After the loop is finished executing, print the following four lines, with the bracketed values replaced as appropriate.

    The number of true positives is [tPos].
    The number of false positives is [fPos].
    The number of true negatives is [tNeg].
    The number of false negatives is [fNeg].

In [10]:
tPos = 0
fPos = 0
tNeg = 0
fNeg = 0

for i in range(0, len(sex)):
    pred = predPurchase(sex[i], age[i])
    if (pred == 0) & (pur[i] == 0):
        tNeg += 1
    elif (pred == 1) & (pur[i] == 1):
        tPos += 1
    elif (pred == 1) & (pur[i] == 0):
        fPos += 1
    else:
        fNeg += 1
print("The number of true positives is " + str(tPos) + ".")
print("The number of false positives is " + str(fPos) + ".")
print("The number of true negatives is " + str(tNeg) + ".")
print("The number of false negatives is " + str(fNeg) + ".")

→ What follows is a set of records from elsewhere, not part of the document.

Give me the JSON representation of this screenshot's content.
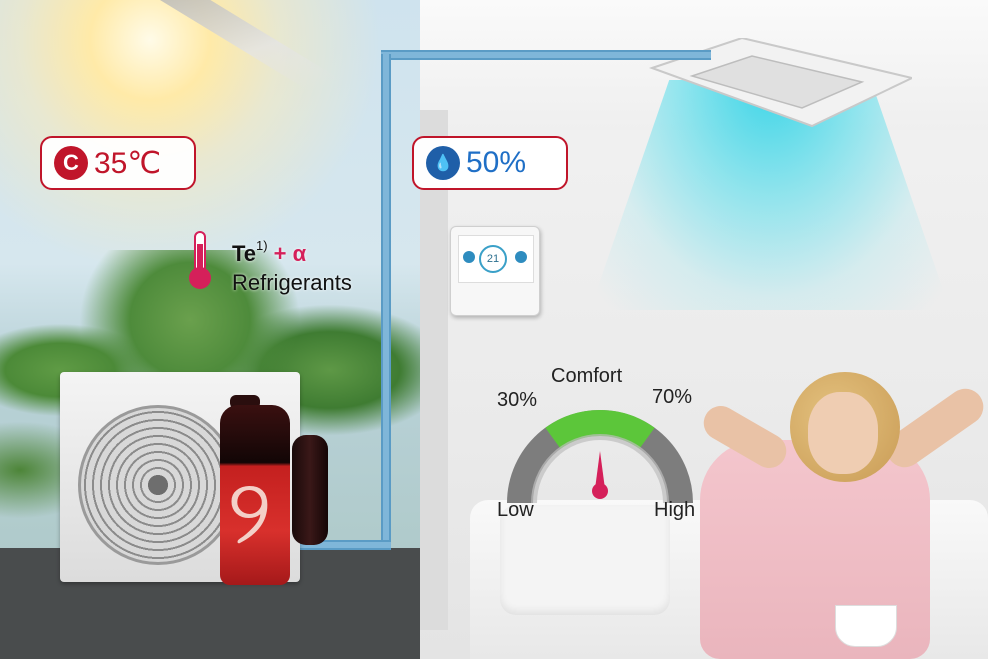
{
  "outdoor": {
    "temperature": "35℃",
    "temperature_icon": "celsius-icon",
    "refrigerant_line1_main": "Te",
    "refrigerant_line1_sup": "1)",
    "refrigerant_line1_extra": "+ α",
    "refrigerant_line2": "Refrigerants",
    "thermometer_icon": "thermometer-icon"
  },
  "indoor": {
    "humidity": "50%",
    "humidity_icon": "water-drop-percent-icon",
    "controller_display": "21"
  },
  "gauge": {
    "title": "Comfort",
    "low_threshold": "30%",
    "high_threshold": "70%",
    "min_label": "Low",
    "max_label": "High",
    "needle_value_percent": 50,
    "colors": {
      "comfort_zone": "#5cc63a",
      "track": "#7d7d7d",
      "needle": "#d5205a"
    }
  },
  "colors": {
    "accent_red": "#c0152a",
    "accent_blue": "#1f6fc6",
    "alpha_pink": "#d5205a"
  }
}
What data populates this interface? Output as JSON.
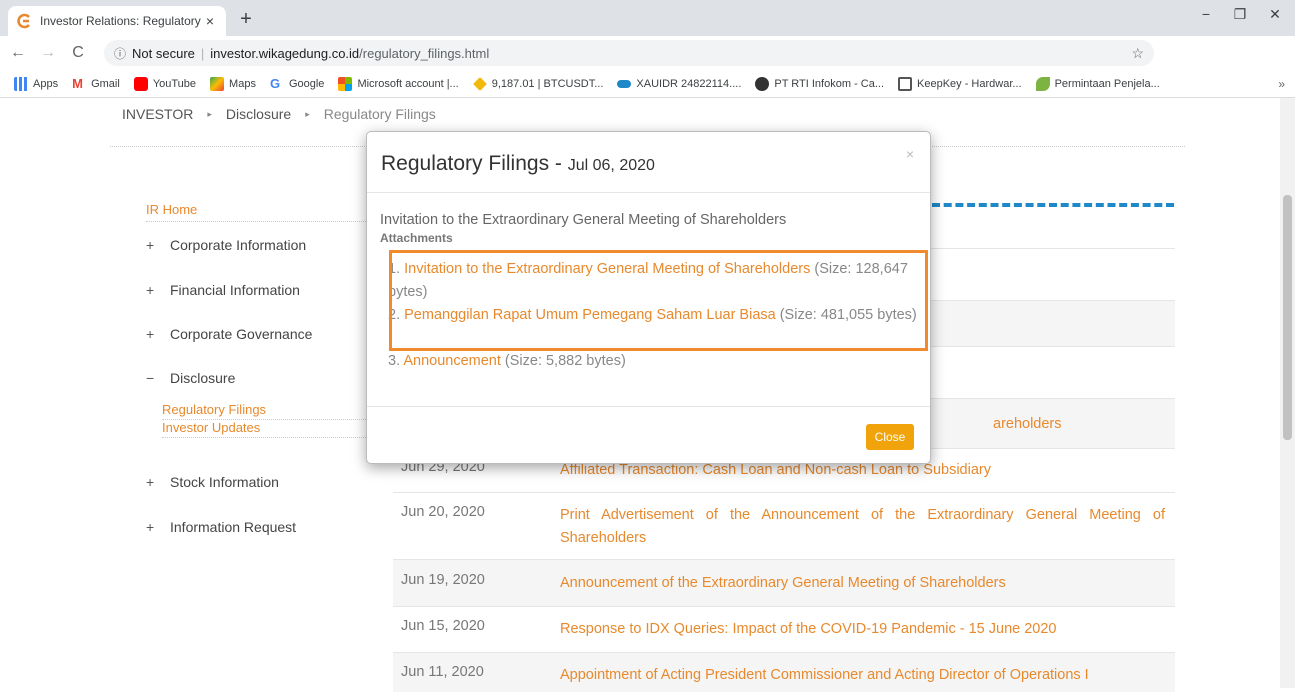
{
  "browser": {
    "tab_title": "Investor Relations: Regulatory Fil",
    "tab_close": "×",
    "new_tab": "+",
    "security": "Not secure",
    "url_host": "investor.wikagedung.co.id",
    "url_path": "/regulatory_filings.html",
    "win_min": "−",
    "win_max": "❐",
    "win_close": "✕",
    "bookmarks": [
      {
        "label": "Apps",
        "color": "#4285f4"
      },
      {
        "label": "Gmail",
        "color": "#ea4335"
      },
      {
        "label": "YouTube",
        "color": "#ff0000"
      },
      {
        "label": "Maps",
        "color": "#34a853"
      },
      {
        "label": "Google",
        "color": "#4285f4"
      },
      {
        "label": "Microsoft account |...",
        "color": "#f25022"
      },
      {
        "label": "9,187.01 | BTCUSDT...",
        "color": "#f0b90b"
      },
      {
        "label": "XAUIDR 24822114....",
        "color": "#1e88c8"
      },
      {
        "label": "PT RTI Infokom - Ca...",
        "color": "#333333"
      },
      {
        "label": "KeepKey - Hardwar...",
        "color": "#555555"
      },
      {
        "label": "Permintaan Penjela...",
        "color": "#7cb342"
      }
    ],
    "bookmarks_more": "»"
  },
  "breadcrumb": {
    "items": [
      "INVESTOR",
      "Disclosure"
    ],
    "current": "Regulatory Filings",
    "sep": "▸"
  },
  "sidebar": {
    "home": "IR Home",
    "items": [
      {
        "icon": "+",
        "label": "Corporate Information"
      },
      {
        "icon": "+",
        "label": "Financial Information"
      },
      {
        "icon": "+",
        "label": "Corporate Governance"
      },
      {
        "icon": "−",
        "label": "Disclosure"
      },
      {
        "icon": "+",
        "label": "Stock Information"
      },
      {
        "icon": "+",
        "label": "Information Request"
      }
    ],
    "sub": [
      "Regulatory Filings",
      "Investor Updates"
    ]
  },
  "table": {
    "rows": [
      {
        "date": "",
        "title": "areholders"
      },
      {
        "date": "Jun 29, 2020",
        "title": "Affiliated Transaction: Cash Loan and Non-cash Loan to Subsidiary"
      },
      {
        "date": "Jun 20, 2020",
        "title": "Print Advertisement of the Announcement of the Extraordinary General Meeting of Shareholders"
      },
      {
        "date": "Jun 19, 2020",
        "title": "Announcement of the Extraordinary General Meeting of Shareholders"
      },
      {
        "date": "Jun 15, 2020",
        "title": "Response to IDX Queries: Impact of the COVID-19 Pandemic - 15 June 2020"
      },
      {
        "date": "Jun 11, 2020",
        "title": "Appointment of Acting President Commissioner and Acting Director of Operations I"
      }
    ]
  },
  "modal": {
    "title": "Regulatory Filings - ",
    "date": "Jul 06, 2020",
    "close_x": "×",
    "description": "Invitation to the Extraordinary General Meeting of Shareholders",
    "attachments_label": "Attachments",
    "attachments": [
      {
        "num": "1. ",
        "name": "Invitation to the Extraordinary General Meeting of Shareholders",
        "size": " (Size: 128,647 bytes)"
      },
      {
        "num": "2. ",
        "name": "Pemanggilan Rapat Umum Pemegang Saham Luar Biasa",
        "size": " (Size: 481,055 bytes)"
      },
      {
        "num": "3. ",
        "name": "Announcement",
        "size": " (Size: 5,882 bytes)"
      }
    ],
    "close_button": "Close"
  }
}
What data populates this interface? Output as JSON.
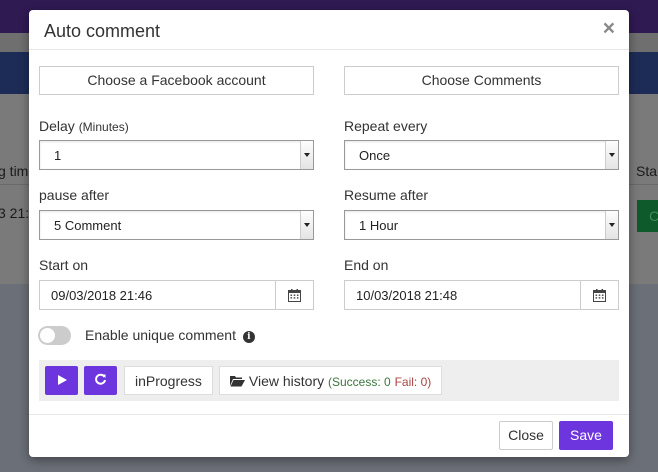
{
  "background": {
    "col_left_header": "g tim",
    "col_left_value": "3 21:4",
    "col_right_header": "Sta",
    "col_right_button": "C"
  },
  "modal": {
    "title": "Auto comment",
    "close_symbol": "×",
    "choose_account_label": "Choose a Facebook account",
    "choose_comments_label": "Choose Comments",
    "delay": {
      "label": "Delay",
      "unit": "(Minutes)",
      "value": "1"
    },
    "repeat": {
      "label": "Repeat every",
      "value": "Once"
    },
    "pause": {
      "label": "pause after",
      "value": "5 Comment"
    },
    "resume": {
      "label": "Resume after",
      "value": "1 Hour"
    },
    "start": {
      "label": "Start on",
      "value": "09/03/2018 21:46"
    },
    "end": {
      "label": "End on",
      "value": "10/03/2018 21:48"
    },
    "unique_comment_label": "Enable unique comment",
    "unique_comment_enabled": false,
    "status_label": "inProgress",
    "history_label": "View history",
    "success_text": "Success: 0",
    "fail_text": "Fail: 0",
    "close_label": "Close",
    "save_label": "Save"
  },
  "colors": {
    "accent": "#6c35de"
  }
}
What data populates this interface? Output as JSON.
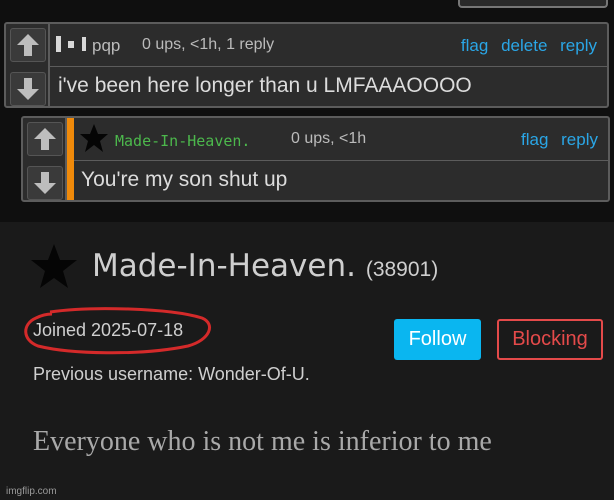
{
  "comments": [
    {
      "username": "pqp",
      "meta": "0 ups, <1h, 1 reply",
      "links": [
        "flag",
        "delete",
        "reply"
      ],
      "text": "i've been here longer than u LMFAAAOOOO",
      "username_color": "#bbbbbb"
    },
    {
      "username": "Made-In-Heaven.",
      "meta": "0 ups, <1h",
      "links": [
        "flag",
        "reply"
      ],
      "text": "You're my son shut up",
      "username_color": "#4cb84c",
      "accent_color": "#f08a0a"
    }
  ],
  "profile": {
    "name": "Made-In-Heaven.",
    "score": "(38901)",
    "joined": "Joined 2025-07-18",
    "previous_username": "Previous username: Wonder-Of-U.",
    "bio": "Everyone who is not me is inferior to me",
    "follow_label": "Follow",
    "blocking_label": "Blocking"
  },
  "watermark": "imgflip.com",
  "colors": {
    "link": "#2aa6e6",
    "follow_bg": "#0ab6f0",
    "blocking": "#e44a4a",
    "annotation_circle": "#d42a2a"
  },
  "icons": {
    "upvote": "arrow-up-icon",
    "downvote": "arrow-down-icon",
    "star": "star-icon",
    "avatar": "pixel-avatar-icon"
  }
}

The number of true positives is 96.
The number of false positives is 16.
The number of true negatives is 64.
The number of false negatives is 24.


We can measure the effectiveness of a classifier by calculating its **accuracy** and its **precision**. 

* The **accuracy** of a model is defined as the number of correct classifications divided by the total number of observations. That is to say that: $acc = \frac{tPos + tNeg}{tPos + tNeg + fPos + fNeg}$
* The **precision** of a model is defined as the number of true positives divided by the total number of times that it predicted a positive result. That is to say that: $prec = \frac{tPos}{tPos + fPos}$

So, the accuracy of the model measures the probability that the model will make the correct classification. The precision of the model measures the probability that the model will correctly classify a positive result. 

Calculate the variables `acc` and `prec` and then print the following two sentences.

    The accuracy of our model is [acc, rounded to four decimal places].
    The accuracy of our model is [prec, rounded to four decimal places].

In [11]:
acc = (tPos + tNeg) / (tPos + tNeg + fPos  +fNeg)
precc = (tPos) / (tPos + fPos)
print("The accuracy of our models is " + str(round(acc,4)) + ".")
print("The precision of our model is " + str(round(precc,4)) + ".")

The accuracy of our models is 0.8.
The precision of our model is 0.8571.